Skocz do zawartości
IGNOROWANY

Bojler nierdzewny, kwasoodporny.


emigrant

Rekomendowane odpowiedzi

5 minut temu, Gonzo19 napisał:

 

...dlatego nie masz tego typu zachowań, cała instalacja robi Ci za tłumik uderzeń.

Ja bym za licznikiem wstawił zawór antyskażeniowy, raz, ze ewentualny syf z mojej instalacji nie dostanie się do wodociagów, a dwa, to nie mam ruchów wody wstecz. Licznik zawsze naliczy w jedna stronę i nie policzy dwukrotnie tej samej wody.

   Właśnie, że uderzenia na wodociągu były i " kryzowanie" zaworami to załatwiło. Przełączanie hydrofor/ wodociąg mam zrobione ręcznie zaworem grzybkowym. ZZ zamontowałem żeby zabezpieczyć hydrofor przed nabiciem wodą z wodociągu. W drugą stronę raczej nie idzie z racji wyższego ciśnienia a może właśnie jest jakieś zabezpieczenie na linii wodociągu. Muszę dopytać w gminie albo zrobić test gdy na wodociągu ciśnienia nie będzie ( awarie dosyć częste)...

Odnośnik do komentarza
Udostępnij na innych stronach

18 minut temu, emigrant napisał:

W każdym razie tak mi się wydaje.

dobrze Ci się wydaje :)

13 minut temu, SONY23 napisał:

Właśnie, że uderzenia na wodociągu były i " kryzowanie" zaworami to załatwiło

Ja kryzowań nie mam i unikam jak tylko mogę.

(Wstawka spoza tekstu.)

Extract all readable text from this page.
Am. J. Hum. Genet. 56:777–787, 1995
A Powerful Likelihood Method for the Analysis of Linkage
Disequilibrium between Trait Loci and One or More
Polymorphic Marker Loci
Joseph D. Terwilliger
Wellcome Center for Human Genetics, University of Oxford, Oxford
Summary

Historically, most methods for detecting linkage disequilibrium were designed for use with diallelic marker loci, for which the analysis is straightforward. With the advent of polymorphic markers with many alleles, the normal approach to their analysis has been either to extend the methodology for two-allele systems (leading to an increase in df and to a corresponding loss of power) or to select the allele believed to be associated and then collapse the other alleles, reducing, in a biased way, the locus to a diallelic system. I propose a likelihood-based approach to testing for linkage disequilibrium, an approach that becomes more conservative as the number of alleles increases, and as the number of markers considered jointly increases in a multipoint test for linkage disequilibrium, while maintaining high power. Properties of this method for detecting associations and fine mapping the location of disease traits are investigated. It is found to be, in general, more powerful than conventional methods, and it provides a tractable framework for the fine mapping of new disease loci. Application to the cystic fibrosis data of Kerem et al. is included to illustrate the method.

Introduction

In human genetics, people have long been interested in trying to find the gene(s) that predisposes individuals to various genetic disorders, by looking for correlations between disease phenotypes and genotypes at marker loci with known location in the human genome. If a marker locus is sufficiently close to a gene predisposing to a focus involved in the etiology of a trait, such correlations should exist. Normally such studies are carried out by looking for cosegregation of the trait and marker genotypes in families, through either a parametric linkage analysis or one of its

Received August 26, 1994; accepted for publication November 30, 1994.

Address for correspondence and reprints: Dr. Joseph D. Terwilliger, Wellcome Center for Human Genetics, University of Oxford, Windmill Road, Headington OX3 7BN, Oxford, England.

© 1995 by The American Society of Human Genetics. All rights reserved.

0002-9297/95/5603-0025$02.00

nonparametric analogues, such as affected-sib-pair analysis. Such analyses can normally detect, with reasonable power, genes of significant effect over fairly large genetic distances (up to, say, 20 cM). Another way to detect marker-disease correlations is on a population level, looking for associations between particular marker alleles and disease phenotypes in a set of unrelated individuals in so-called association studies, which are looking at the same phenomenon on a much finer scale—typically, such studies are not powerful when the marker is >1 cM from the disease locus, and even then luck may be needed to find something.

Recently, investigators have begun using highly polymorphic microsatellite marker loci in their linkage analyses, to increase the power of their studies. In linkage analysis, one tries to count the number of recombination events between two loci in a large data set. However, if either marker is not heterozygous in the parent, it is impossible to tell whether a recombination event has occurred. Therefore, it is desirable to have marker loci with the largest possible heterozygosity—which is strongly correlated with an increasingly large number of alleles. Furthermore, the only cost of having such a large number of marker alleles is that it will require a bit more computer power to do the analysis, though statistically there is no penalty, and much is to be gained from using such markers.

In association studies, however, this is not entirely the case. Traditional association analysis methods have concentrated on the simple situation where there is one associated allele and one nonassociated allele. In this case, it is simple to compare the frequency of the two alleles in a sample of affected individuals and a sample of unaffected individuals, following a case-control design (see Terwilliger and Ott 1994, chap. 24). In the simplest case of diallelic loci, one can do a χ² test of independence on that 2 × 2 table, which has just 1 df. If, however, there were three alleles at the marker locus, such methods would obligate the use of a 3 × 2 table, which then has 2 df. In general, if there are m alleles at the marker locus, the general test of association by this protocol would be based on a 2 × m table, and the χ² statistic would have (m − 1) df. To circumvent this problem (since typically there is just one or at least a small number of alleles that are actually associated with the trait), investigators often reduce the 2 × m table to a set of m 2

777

Nie wiem jak u Ciebie jest to zrobione, więc trudno mi ocenić.

 

Edytowane przez Gonzo19
Odnośnik do komentarza
Udostępnij na innych stronach

" kryzowanie" - to oczywiście przenośnia. Po prostu wężyki od baterii mam podpięte przez takie zaworki, które odpowiednio przymykam...

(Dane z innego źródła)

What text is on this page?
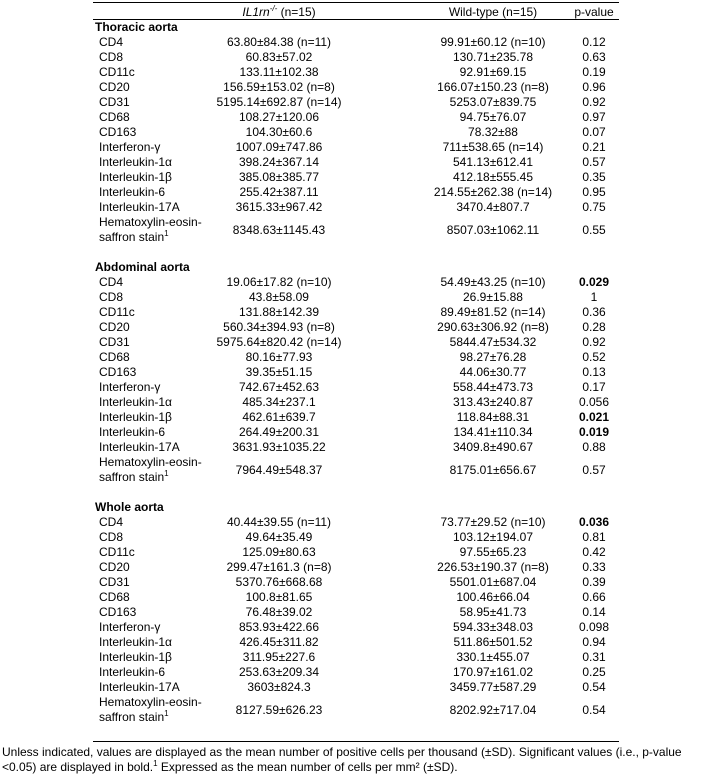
IL1rn-/- (n=15)	Wild-type (n=15)	p-value
Thoracic aorta
CD4	63.80±84.38 (n=11)	99.91±60.12 (n=10)	0.12
CD8	60.83±57.02	130.71±235.78	0.63
CD11c	133.11±102.38	92.91±69.15	0.19
CD20	156.59±153.02 (n=8)	166.07±150.23 (n=8)	0.96
CD31	5195.14±692.87 (n=14)	5253.07±839.75	0.92
CD68	108.27±120.06	94.75±76.07	0.97
CD163	104.30±60.6	78.32±88	0.07
Interferon-γ	1007.09±747.86	711±538.65 (n=14)	0.21
Interleukin-1α	398.24±367.14	541.13±612.41	0.57
Interleukin-1β	385.08±385.77	412.18±555.45	0.35
Interleukin-6	255.42±387.11	214.55±262.38 (n=14)	0.95
Interleukin-17A	3615.33±967.42	3470.4±807.7	0.75
Hematoxylin-eosin-
saffron stain$^1$	8348.63±1145.43	8507.03±1062.11	0.55
Abdominal aorta
CD4	19.06±17.82 (n=10)	54.49±43.25 (n=10)	0.029
CD8	43.8±58.09	26.9±15.88	1
CD11c	131.88±142.39	89.49±81.52 (n=14)	0.36
CD20	560.34±394.93 (n=8)	290.63±306.92 (n=8)	0.28
CD31	5975.64±820.42 (n=14)	5844.47±534.32	0.92
CD68	80.16±77.93	98.27±76.28	0.52
CD163	39.35±51.15	44.06±30.77	0.13
Interferon-γ	742.67±452.63	558.44±473.73	0.17
Interleukin-1α	485.34±237.1	313.43±240.87	0.056
Interleukin-1β	462.61±639.7	118.84±88.31	0.021
Interleukin-6	264.49±200.31	134.41±110.34	0.019
Interleukin-17A	3631.93±1035.22	3409.8±490.67	0.88
Hematoxylin-eosin-
saffron stain$^1$	7964.49±548.37	8175.01±656.67	0.57
Whole aorta
CD4	40.44±39.55 (n=11)	73.77±29.52 (n=10)	0.036
CD8	49.64±35.49	103.12±194.07	0.81
CD11c	125.09±80.63	97.55±65.23	0.42
CD20	299.47±161.3 (n=8)	226.53±190.37 (n=8)	0.33
CD31	5370.76±668.68	5501.01±687.04	0.39
CD68	100.8±81.65	100.46±66.04	0.66
CD163	76.48±39.02	58.95±41.73	0.14
Interferon-γ	853.93±422.66	594.33±348.03	0.098
Interleukin-1α	426.45±311.82	511.86±501.52	0.94
Interleukin-1β	311.95±227.6	330.1±455.07	0.31
Interleukin-6	253.63±209.34	170.97±161.02	0.25
Interleukin-17A	3603±824.3	3459.77±587.29	0.54
Hematoxylin-eosin-
saffron stain$^1$	8127.59±626.23	8202.92±717.04	0.54
Unless indicated, values are displayed as the mean number of positive cells per thousand (±SD). Significant values (i.e., p-value <0.05) are displayed in bold.$^1$ Expressed as the mean number of cells per mm² (±SD).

Największe uderzenia miałem na najdłuższej linni  3/4" w budynku gospodarczym, gdzie odbiornik działał 0-1. W domu się nie dało usiedzieć, tak waliło przy każdym otwarciu. Tutaj wstawiłem zawór kulowy i też mocno zdławiłem. Fakt, że nadal coś słychać, ale to już pikuś w porównaniu z tym co było wcześniej...

 

12x38.jpg

Odnośnik do komentarza
Udostępnij na innych stronach

Zaworów kulowych nie wolno częściowo otwierać do ciągłej pracy. W takiej pozycji nie powinny pracować. Prawidłowa praca to w pełni otwarte lub zamknięte.  Do wężyków umywalkowych jest dedykowany tłumik i takie coś powinno być zamontowane https://armaturasanitarna.com/p3082,tlumik-uderzen-hydraulicznych-525130-caleffi-pod-umywalke-zlewozmywak.html  Pewnie takie coś sobie kupię dla zimnej wody. Bo uderzenia hydrauliczne gorącej wody powinno kompensować naczynie przeponowe, które pracuje tylko dla wody gorącej, bo jest za ZZ. 

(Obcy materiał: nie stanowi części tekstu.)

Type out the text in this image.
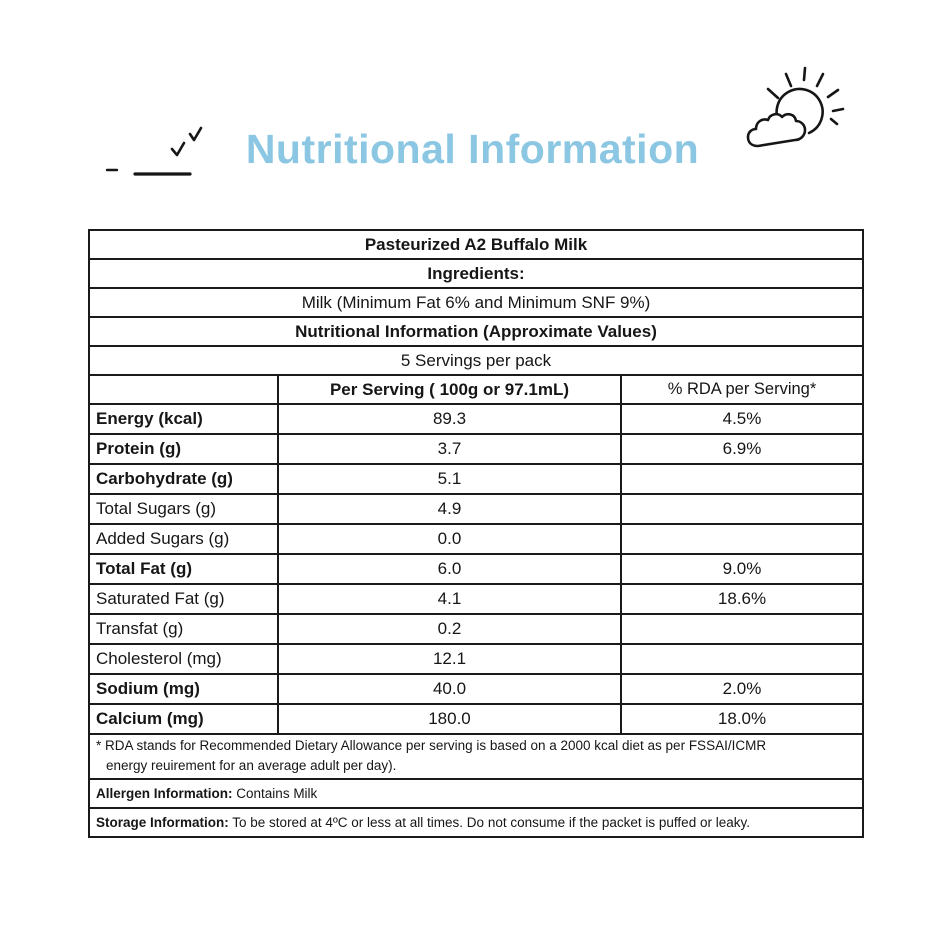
Nutritional Information
Pasteurized A2 Buffalo Milk		
Ingredients:		
Milk (Minimum Fat 6% and Minimum SNF 9%)		
Nutritional Information (Approximate Values)		
5 Servings per pack		
	Per Serving ( 100g or 97.1mL)	% RDA per Serving*
Energy (kcal)	89.3	4.5%
Protein (g)	3.7	6.9%
Carbohydrate (g)	5.1	
Total Sugars (g)	4.9	
Added Sugars (g)	0.0	
Total Fat (g)	6.0	9.0%
Saturated Fat (g)	4.1	18.6%
Transfat (g)	0.2	
Cholesterol (mg)	12.1	
Sodium (mg)	40.0	2.0%
Calcium (mg)	180.0	18.0%
* RDA stands for Recommended Dietary Allowance per serving is based on a 2000 kcal diet as per FSSAI/ICMR
energy reuirement for an average adult per day).		

Allergen Information: Contains Milk		
Storage Information: To be stored at 4ºC or less at all times. Do not consume if the packet is puffed or leaky.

Jeden kran ogrodowy mam grzybkowy, ale co z tego jak pod niego podpinam myjkę ciśnieniową a tam stop/start jest gwałtowne. 

Edytowane przez emigrant
Odnośnik do komentarza
Udostępnij na innych stronach

Może i nie wolno, ale w razie wymiany baterii czy naprawy zakręcałem i nadal działają i nie ciekną. Zawsze można zamknąć główny zawór . Popatrzcie jakie przekroje mają otwory w głowicach ceramicznych i jak bardzo dławią przepływ a strumień wody za nimi jest i tak wystarczający. Dlatego warto przed nimi już ten przepływ lekko zmniejszyć. Nie jestem hydraulikiem i opisuję co u mnie pomogło. Nie twierdzę, że to jedyne, czy najlepsze rozwiązanie. Grunt, że pomaga...

Odnośnik do komentarza
Udostępnij na innych stronach

@Gonzo19

Czy regulator ciśnienia tez pełni rolę tłumika hydraulicznego dla uderzeń dodatnich jak i ujemnych? Bo już sam nie wiem. Na logikę tak - przed regulatorem ciśnienie może szaleć, ale za regulatorem powinno być non-stop stabilne, ewentualnie będą tylko spadki ciśnienia przy poborze wody z racji oporów hydraulicznych przez regulator. Czy masz zamiar pozakładać tłumiki w niektórych miejscach za regulatorem ciśnienia? 

Edytowane przez emigrant
Odnośnik do komentarza
Udostępnij na innych stronach

11 minut temu, emigrant napisał:

Czy masz zamiar pozakładać tłumiki w niektórych miejscach za regulatorem ciśnienia? 

nie, absolutnie nie. Nigdy nie zauważyłem jak i nie usłyszałem  uderzenia hydraulicznego przy zakręcaniu wody w kranach za reduktorem.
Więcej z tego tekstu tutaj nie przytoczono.